Trophy wives v. CEOs

I recently began reading "Are Men Necessary?" by New York Times columnist Maureen Dowd. In the first couple of chapters, she muses whether 1970's feminism was all a bust, what with young women today returning to the fashion of taking their husbands' last names, and things like that.

The women of my age she interviews consider the feminism of their mothers' generation too harsh and humorless, and wonder if some of the feminine mystique has been lost by women trying to climb the corporate ladder and split the check.

I understand where they are coming from, as it is an argument I have had with my mother before. "What's wrong with being a housewife?" I would say. "Maybe women are meant to nurture their young and cultivate a nice household. Maybe working too hard is a strain on the family."

And indeed, women of my generation often saw our mothers stretched thin by working 50 hour work weeks and coming home to make dinner. How wonderful, then, to have the day to yourself to run errands, and perhaps a whole hour or two to plan a nice dinner?

I was raised as a feminist, but I first began noticing these anti-feminist tendencies in myself after college. I remember seeing a Colorado Rockies baseball player's wife on TV, and being so impressed with her perfect body and expensive blond hair and nails. I wanted to become that, to cultivate a perfect femininity in myself to attract a testosterone-laden, tall mate--for life. I loved, and still love, to study the art of being a woman--knowing what color purse is in this season, knowing what herbs support the reproductive system, having as many perfumes as possible available on my shelf to choose from. I think this gets at the crux of what women my age are seeking, we want to be softer women than our mothers were allowed to be. We want to be able to slow down, and iron linens, and have leisure time.
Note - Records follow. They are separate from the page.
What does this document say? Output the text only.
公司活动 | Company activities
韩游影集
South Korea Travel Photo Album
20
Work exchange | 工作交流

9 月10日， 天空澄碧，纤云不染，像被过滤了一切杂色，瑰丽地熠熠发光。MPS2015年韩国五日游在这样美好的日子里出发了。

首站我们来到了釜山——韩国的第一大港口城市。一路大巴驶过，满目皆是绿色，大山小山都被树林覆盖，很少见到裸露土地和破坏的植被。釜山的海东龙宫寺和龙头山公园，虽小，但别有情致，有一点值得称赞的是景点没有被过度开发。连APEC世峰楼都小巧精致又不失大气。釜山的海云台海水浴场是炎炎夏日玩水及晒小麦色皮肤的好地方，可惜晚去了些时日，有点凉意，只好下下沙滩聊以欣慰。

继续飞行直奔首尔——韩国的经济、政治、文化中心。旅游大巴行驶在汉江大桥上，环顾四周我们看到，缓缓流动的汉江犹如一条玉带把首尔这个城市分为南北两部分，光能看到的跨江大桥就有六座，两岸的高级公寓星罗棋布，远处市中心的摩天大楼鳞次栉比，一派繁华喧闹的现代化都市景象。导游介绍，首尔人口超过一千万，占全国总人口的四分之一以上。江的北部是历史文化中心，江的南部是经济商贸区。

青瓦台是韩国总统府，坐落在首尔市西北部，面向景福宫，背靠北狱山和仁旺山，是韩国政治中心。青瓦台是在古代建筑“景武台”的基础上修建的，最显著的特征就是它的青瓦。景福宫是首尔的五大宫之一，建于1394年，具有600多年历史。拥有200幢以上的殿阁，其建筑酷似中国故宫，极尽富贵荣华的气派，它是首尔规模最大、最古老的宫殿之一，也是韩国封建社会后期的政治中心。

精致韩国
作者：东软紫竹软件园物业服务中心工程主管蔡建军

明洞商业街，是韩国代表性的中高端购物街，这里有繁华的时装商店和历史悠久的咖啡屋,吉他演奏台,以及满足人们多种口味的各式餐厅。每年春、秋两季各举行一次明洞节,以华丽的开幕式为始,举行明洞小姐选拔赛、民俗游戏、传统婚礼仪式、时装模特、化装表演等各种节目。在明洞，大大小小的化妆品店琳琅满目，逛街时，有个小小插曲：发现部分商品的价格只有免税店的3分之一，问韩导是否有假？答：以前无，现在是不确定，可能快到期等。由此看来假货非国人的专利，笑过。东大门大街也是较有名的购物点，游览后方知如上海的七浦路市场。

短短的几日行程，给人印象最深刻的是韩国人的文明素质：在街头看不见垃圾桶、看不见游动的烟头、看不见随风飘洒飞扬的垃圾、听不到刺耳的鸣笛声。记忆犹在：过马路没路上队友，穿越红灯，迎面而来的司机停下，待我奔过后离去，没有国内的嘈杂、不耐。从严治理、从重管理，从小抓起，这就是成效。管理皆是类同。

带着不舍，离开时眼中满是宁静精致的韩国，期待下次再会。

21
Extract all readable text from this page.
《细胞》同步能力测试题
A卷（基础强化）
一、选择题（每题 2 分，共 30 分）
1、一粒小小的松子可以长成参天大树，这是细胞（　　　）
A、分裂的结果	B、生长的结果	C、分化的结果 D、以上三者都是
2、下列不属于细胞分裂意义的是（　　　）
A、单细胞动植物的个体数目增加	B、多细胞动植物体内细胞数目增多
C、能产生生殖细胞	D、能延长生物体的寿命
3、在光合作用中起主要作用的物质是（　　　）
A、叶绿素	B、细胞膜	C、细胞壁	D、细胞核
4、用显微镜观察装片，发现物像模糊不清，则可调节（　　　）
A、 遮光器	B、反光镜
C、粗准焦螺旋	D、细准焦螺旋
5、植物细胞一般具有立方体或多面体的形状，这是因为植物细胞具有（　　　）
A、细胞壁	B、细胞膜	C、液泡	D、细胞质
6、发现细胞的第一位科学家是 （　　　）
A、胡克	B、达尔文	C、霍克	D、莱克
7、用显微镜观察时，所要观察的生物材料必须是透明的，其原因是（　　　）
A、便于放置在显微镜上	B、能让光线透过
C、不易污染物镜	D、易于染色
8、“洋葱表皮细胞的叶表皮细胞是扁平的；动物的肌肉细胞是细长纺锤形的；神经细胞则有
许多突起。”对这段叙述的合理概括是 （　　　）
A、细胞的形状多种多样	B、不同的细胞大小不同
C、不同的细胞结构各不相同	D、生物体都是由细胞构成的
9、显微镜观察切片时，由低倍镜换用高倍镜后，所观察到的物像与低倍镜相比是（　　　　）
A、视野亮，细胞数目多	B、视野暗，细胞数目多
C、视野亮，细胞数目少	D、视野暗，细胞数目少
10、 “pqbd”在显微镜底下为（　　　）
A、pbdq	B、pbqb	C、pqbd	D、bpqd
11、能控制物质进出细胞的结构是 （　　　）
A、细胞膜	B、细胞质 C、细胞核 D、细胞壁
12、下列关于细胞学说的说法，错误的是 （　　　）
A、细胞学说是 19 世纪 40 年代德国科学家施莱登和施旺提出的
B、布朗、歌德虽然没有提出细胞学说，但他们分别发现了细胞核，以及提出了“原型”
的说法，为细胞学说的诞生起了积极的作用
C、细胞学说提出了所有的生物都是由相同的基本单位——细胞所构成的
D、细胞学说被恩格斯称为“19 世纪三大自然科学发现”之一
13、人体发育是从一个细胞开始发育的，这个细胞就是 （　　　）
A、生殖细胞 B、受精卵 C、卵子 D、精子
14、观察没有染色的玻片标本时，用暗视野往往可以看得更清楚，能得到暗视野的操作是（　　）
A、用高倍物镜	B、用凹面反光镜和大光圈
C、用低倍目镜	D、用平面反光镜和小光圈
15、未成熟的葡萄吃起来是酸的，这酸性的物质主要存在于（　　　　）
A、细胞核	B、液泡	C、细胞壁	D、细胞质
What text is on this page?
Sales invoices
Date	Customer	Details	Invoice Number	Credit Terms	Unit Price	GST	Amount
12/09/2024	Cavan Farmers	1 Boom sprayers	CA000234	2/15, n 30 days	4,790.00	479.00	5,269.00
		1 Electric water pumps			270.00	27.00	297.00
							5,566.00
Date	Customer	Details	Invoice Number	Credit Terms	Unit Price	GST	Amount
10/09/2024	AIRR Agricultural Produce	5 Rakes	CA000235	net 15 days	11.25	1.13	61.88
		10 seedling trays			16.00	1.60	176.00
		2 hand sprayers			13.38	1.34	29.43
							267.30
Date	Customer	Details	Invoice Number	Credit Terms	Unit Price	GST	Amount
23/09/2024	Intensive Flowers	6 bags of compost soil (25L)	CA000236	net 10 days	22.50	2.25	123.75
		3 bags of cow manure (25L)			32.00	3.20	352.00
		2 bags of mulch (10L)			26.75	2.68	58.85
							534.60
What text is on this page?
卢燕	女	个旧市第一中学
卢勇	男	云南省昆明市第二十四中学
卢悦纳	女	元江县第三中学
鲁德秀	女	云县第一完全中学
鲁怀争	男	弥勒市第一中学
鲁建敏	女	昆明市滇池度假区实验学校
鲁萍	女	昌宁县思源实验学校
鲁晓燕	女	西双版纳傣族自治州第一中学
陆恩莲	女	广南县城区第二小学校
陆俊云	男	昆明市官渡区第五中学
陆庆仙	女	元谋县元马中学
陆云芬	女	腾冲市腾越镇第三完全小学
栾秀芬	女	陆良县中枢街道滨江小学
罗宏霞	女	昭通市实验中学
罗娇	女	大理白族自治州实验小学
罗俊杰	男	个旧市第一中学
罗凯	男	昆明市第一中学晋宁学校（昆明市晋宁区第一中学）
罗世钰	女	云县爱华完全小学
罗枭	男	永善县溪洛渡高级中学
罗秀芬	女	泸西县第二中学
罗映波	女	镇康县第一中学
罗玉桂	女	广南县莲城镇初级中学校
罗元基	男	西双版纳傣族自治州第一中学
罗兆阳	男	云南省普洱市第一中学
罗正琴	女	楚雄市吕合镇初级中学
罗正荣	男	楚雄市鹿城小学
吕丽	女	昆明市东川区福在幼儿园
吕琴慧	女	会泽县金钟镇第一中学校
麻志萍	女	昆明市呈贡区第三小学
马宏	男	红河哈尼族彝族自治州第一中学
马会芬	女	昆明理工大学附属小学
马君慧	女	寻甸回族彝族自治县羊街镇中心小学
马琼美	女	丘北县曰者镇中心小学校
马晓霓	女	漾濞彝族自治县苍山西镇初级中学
My mother recently attended law school, and she saw a major trend to a return to pre-feminism days among the students. She talked to many 24 and 25-year-olds whose plan was to get a law degree, get a husband, spend 20 years raising children, and then return to the work force with their two-decades-old law degree, and no work experience.

And this, she pointed out, was naive. Employers will much prefer to employ young people just out of law school, or people who have 20 years experience in the workforce.

Which brings me to my mother's point. Even if you do decide to take the homemaker route, you'd best have something to fall back on. Because you don't know if that lawyer or baseball player husband of yours will leave you once your boobs start sagging. Especially if you are attracting mates in your twenties primarily with your looks, and primarily with the intention of marrying rich.

1970's feminism was not a bust, then, but something we twenty-somethings had best pay attention to. As my mom pointed out, being a housewife was not romantic for everyone in the 1950's. Some of them were beaten, some of them had children that were beaten, and some had alcohol or drug-addicted husbands. And they couldn't go anywhere because they had no way of supporting themselves.

So we've got to realize that the big feminism wave has made homemaking a choice for us, and we'd better be damn well appreciative. We still might not earn as much as men, but we can get to college, we can get in the office, and with the right resourcefulness, we can get the corner office. And then we can brush it all aside and decide to become a soccer mom.

But if you do decide to become a soccer mom, have a backup plan, says my mom, and says me. Take computer classes, network, and read the paper. Work part-time. Improve your skill set.

Because you never know what the future holds.

1 comment:

Anonymous said...

A few more points: some people find work in the home very satisfying and fulfilling, and some find the need for more stimulation. Sometimes the person with better earnings potential is female, and sometimes two incomes are needed to provide the life the family wants (or needs to survive). Finally, I do not think women have cornereed the market on nurturing, and many guys get a lot out of a deeper level of parenting than often occurs when one person does all his work at the office and the other does all her work in the home.